Setelah pelaku usaha dinilai memenuhi standar yang ditetapkan, pemerintah memfasilitasi mereka memasuki program Kemudahan Usaha Mikro untuk Bermitra (Kumitra).
Program tersebut menjadi jembatan bagi UMKM untuk menjalin kerja sama dengan perusahaan besar dalam rantai pasok nasional.
Pristiyanto menilai keberhasilan kemitraan tidak cukup hanya mengandalkan kesiapan pelaku usaha, tetapi juga memerlukan dukungan kebijakan yang konsisten.
"Poin kunci yang memang saat ini kemitraan itu bisa berjalan adalah regulasi wajib, kemudian insentif terstruktur, dan intervensi yang inklusif," ujarnya.

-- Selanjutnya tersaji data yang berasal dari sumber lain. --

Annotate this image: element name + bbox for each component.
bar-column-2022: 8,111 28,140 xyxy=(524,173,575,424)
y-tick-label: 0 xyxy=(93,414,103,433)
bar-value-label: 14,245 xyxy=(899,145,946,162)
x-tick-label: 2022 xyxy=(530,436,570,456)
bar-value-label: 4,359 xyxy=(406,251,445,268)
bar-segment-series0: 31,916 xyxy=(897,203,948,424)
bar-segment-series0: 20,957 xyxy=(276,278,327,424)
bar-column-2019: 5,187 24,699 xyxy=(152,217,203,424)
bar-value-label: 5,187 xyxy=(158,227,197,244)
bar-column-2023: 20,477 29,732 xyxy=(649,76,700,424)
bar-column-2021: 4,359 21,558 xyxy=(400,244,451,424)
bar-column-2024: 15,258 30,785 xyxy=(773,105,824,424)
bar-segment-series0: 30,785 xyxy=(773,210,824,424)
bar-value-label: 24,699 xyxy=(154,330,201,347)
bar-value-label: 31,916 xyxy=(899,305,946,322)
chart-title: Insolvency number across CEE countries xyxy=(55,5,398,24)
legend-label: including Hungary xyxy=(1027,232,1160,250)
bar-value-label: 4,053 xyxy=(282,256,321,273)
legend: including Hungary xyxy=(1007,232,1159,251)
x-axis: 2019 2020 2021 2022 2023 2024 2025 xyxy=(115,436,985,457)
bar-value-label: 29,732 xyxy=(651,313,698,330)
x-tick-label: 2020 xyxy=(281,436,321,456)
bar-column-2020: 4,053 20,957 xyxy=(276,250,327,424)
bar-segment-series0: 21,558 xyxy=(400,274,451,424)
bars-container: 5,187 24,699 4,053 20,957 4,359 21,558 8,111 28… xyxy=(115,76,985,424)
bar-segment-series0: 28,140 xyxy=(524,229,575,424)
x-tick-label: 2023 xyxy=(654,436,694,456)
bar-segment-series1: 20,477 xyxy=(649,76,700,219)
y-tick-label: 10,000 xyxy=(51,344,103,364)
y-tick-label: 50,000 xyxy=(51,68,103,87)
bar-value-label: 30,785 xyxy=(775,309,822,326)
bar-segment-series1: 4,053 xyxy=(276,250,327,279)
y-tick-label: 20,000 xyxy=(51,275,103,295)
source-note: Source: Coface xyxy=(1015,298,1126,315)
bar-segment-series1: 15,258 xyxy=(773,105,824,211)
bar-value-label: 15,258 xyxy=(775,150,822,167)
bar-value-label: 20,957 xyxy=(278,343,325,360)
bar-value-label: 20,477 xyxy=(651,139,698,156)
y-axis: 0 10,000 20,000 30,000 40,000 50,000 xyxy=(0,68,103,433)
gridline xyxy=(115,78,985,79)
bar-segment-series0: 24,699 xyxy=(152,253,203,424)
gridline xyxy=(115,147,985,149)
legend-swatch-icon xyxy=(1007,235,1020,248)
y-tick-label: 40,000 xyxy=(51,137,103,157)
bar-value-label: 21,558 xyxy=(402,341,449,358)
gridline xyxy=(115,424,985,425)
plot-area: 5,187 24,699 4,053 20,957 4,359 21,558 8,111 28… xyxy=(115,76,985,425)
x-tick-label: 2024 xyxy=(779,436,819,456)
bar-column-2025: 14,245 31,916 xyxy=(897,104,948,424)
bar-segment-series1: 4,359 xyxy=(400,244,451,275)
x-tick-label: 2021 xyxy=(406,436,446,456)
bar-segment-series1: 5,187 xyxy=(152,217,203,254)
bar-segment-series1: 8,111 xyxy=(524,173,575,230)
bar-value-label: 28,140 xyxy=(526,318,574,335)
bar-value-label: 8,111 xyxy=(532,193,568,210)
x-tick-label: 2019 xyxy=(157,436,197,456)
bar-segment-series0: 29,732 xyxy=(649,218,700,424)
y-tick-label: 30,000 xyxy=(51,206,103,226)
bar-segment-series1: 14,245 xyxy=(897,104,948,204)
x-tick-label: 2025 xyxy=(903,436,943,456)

Ia berharap berbagai langkah tersebut mampu memperkuat posisi UMKM dalam ekosistem industri nasional.
Menurut dia, pelaku usaha mikro tidak lagi diposisikan sebagai pihak yang hanya menikmati dampak pertumbuhan industri, melainkan menjadi bagian dari rantai pasok yang berkontribusi terhadap aktivitas produksi nasional.
"Dengan begitu, UMKM bukan lagi menjadi penonton, tapi mereka adalah bagian dari rantai suplai industri nasional," kata Pristiyanto.